Search code examples
javabufferedimage

Repeated loading and saving the same image to file system alters data of image


Repeatedly saving and loading an identical image from the file system leads to changed data and thus to a changed hash sum (which I need).

My program performs the following steps:

1. Create a BufferedImage

BufferedImage bufferedImage = new BufferedImage(400, 400, BufferedImage.TYPE_INT_RGB);
Graphics2D graphics = bufferedImage.createGraphics();
graphics.setColor(Color.RED);
graphics.fillRect(100, 100, 200, 200);
graphics.dispose();

2. Calculate MD5 hash of the created BufferedImage

ByteArrayOutputStream baos = new ByteArrayOutputStream();
ImageIO.write(bufferedImage, "jpg", baos);
byte[] bytesOfImage = baos.toByteArray();
DigestUtils.md5Hex(bytesOfImage); // => bebc7da469524057926f3871bdb07a6a

3. Save BufferedImage to file system

Path tempFile = Files.createTempFile(null, "jpg");
ImageIO.write(bufferedImage, "jpg", tempFile.toFile());

4. Calculating MD5 hash of file

byte[] bytesOfFile = Files.readAllBytes(tempFile);
DigestUtils.md5Hex(bytesOfFile); // => bebc7da469524057926f3871bdb07a6a

5. Load image from file system

BufferedImage bufferedImageFromFilesystem = ImageIO.read(tempFile.toFile());

6. Calculate MD5 hash of image loaded from file system

ByteArrayOutputStream baosFS = new ByteArrayOutputStream();
ImageIO.write(bufferedImageFromFilesystem, "jpg", baosFS);
byte[] bytesOfImageFromFilesystem = baosFS.toByteArray();
DigestUtils.md5Hex(bytesOfImageFromFilesystem); // => 11dc0e49342a1ad15ab1b5a7f8bc271e

(Repeat steps 3 to 6 but re-use image from step 5:)
7. Store BufferedImage to filesystem

Path tempFile2 = Files.createTempFile(null, "jpg");
ImageIO.write(bufferedImageFromFilesystem, "jpg", tempFile2.toFile());

8. Calculate MD5 hash of file

byte[] bytesOfFile2 = Files.readAllBytes(tempFile2);
DigestUtils.md5Hex(bytesOfFile2);// => 11dc0e49342a1ad15ab1b5a7f8bc271e

9. Load image from file system

BufferedImage bufferedImageFromFilesystem2 = ImageIO.read(tempFile2.toFile());

10. Calculate MD5 hash of image loaded from file system

ByteArrayOutputStream baosFS2 = new ByteArrayOutputStream();
ImageIO.write(bufferedImageFromFilesystem2, "jpg", baosFS2);
byte[] bytesOfImageFromFilesystem2 = baosFS2.toByteArray();
DigestUtils.md5Hex(bytesOfImageFromFilesystem2); // => d1102e4b7efef384623cac915a21e1c2

(org.apache.commons.codec.digest.DigestUtils is used for MD5 calculation)
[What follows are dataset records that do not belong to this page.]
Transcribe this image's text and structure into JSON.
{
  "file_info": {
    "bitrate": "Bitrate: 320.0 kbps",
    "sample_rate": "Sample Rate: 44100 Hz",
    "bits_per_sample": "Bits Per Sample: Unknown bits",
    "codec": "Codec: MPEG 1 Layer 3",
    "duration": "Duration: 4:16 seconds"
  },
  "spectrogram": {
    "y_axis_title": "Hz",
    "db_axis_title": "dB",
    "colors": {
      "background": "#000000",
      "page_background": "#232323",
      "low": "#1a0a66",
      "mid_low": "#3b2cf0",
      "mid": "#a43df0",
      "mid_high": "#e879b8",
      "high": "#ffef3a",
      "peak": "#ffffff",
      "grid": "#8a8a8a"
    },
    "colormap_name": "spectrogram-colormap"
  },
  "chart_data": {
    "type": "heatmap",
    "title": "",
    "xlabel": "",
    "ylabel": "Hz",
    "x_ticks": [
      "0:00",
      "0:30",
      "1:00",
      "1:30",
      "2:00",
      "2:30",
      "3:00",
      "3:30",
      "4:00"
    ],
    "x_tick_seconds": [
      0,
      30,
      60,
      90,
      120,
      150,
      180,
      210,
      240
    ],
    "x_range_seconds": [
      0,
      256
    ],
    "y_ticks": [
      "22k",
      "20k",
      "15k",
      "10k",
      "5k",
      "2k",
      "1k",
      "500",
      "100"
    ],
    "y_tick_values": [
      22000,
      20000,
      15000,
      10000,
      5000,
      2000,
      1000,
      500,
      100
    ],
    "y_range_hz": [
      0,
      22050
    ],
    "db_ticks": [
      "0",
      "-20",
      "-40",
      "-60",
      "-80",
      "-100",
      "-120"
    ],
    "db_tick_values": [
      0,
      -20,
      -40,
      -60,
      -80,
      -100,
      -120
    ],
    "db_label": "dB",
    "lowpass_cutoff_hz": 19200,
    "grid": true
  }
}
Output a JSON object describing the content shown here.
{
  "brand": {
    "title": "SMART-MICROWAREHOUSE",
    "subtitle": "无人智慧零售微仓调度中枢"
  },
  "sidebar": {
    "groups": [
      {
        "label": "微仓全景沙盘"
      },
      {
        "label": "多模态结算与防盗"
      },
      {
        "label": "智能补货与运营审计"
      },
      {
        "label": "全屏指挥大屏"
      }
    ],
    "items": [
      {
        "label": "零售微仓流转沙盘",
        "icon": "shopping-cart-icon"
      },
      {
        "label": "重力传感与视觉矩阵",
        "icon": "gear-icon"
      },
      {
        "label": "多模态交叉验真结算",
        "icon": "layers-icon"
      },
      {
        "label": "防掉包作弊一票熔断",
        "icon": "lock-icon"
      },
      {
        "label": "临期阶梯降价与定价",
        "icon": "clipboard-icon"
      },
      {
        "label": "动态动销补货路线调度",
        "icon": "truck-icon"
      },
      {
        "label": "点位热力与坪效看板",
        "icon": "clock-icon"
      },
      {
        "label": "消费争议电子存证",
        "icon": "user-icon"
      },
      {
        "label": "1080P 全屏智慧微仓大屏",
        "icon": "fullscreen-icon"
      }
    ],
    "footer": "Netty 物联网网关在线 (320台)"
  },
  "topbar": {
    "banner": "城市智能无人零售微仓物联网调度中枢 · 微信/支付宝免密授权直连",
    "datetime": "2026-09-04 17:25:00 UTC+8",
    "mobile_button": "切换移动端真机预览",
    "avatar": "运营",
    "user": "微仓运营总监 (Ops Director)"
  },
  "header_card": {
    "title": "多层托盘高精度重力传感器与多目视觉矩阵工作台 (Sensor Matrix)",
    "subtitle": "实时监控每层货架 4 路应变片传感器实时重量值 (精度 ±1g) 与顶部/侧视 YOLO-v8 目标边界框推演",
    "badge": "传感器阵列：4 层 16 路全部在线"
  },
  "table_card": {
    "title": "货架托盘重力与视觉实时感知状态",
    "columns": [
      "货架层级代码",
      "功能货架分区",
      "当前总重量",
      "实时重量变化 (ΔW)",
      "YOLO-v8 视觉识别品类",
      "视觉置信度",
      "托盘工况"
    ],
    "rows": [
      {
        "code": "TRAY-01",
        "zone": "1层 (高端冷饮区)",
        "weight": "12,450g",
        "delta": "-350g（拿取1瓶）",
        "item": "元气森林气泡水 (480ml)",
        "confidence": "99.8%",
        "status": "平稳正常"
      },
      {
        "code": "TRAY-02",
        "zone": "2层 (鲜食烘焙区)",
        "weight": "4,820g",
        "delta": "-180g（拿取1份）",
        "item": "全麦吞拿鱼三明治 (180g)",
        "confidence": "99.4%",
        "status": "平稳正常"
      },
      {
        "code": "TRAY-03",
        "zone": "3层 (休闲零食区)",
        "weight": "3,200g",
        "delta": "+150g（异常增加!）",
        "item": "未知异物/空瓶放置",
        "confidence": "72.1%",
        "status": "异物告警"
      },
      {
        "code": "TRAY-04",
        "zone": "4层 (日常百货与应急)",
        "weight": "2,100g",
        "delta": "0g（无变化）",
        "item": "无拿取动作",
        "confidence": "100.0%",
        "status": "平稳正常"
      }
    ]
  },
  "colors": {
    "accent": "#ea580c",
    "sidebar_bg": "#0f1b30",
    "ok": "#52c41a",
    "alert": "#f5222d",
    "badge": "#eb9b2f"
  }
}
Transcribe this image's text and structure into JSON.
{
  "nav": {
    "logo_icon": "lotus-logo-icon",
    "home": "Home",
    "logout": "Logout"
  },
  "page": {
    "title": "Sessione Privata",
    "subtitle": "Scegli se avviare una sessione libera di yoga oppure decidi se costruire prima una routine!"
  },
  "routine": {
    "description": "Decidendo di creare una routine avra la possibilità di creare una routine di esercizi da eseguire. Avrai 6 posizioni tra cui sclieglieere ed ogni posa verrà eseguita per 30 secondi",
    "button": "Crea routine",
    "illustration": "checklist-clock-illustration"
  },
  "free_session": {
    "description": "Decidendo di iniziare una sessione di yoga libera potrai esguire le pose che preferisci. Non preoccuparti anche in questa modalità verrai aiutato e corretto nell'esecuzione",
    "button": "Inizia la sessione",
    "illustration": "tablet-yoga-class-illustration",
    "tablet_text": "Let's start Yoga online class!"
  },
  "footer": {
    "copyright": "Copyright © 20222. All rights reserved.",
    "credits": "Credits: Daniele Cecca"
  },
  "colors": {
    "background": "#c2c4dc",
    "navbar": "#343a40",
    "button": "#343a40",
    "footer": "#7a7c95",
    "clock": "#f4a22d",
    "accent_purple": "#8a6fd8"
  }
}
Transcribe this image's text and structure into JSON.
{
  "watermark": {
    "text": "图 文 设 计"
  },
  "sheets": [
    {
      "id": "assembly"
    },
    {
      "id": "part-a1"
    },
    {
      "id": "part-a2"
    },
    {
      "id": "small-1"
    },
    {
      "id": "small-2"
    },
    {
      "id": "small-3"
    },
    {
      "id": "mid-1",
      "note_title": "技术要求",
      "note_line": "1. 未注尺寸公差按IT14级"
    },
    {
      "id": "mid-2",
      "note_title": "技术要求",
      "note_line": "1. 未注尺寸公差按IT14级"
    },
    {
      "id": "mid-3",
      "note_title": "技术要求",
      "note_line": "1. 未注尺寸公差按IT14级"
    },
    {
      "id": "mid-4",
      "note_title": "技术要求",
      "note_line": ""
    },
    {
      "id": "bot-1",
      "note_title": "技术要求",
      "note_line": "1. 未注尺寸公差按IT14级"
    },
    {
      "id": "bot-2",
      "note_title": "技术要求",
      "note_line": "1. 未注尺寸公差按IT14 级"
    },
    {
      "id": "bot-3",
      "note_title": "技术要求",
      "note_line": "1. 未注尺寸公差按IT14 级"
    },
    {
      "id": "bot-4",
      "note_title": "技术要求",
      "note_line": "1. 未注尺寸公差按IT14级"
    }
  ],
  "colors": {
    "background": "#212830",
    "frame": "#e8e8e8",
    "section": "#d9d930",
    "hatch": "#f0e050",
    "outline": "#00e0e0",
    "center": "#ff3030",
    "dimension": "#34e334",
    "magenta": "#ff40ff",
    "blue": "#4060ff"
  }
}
Every time I save the same image on the file system using the code snippet #3. and load the same image using the code snipped #5. from the file system, the image data gets altered. The size of the image shrinks by a few bytes. The image can still be opened by the standard windows image viewer and seems to be still valid.

I already checked whether or not the issue is caused by meta data of the image. Comparing the meta data of the jpg files with a proper program does not show any difference of the meta data.

How can I make sure that loading and saving an identical image does not change the file?


Solution

  • You're saving a jpeg, which is a lossy compressed image format, rather than the raw buffer. Lossy means that the process cannot be reversed because information is lost in the process. Saving it as a jpeg uses heuristics to compresses the byte array so as to reduce its size. So, when you load it back it results in a different byte array to the original, hence changed hash. Then you save it again, which again compresses it, leading again to a different hash when you load it. I suspect that if you did this a million times the image would become a single grey pixel and the hash would cease to change.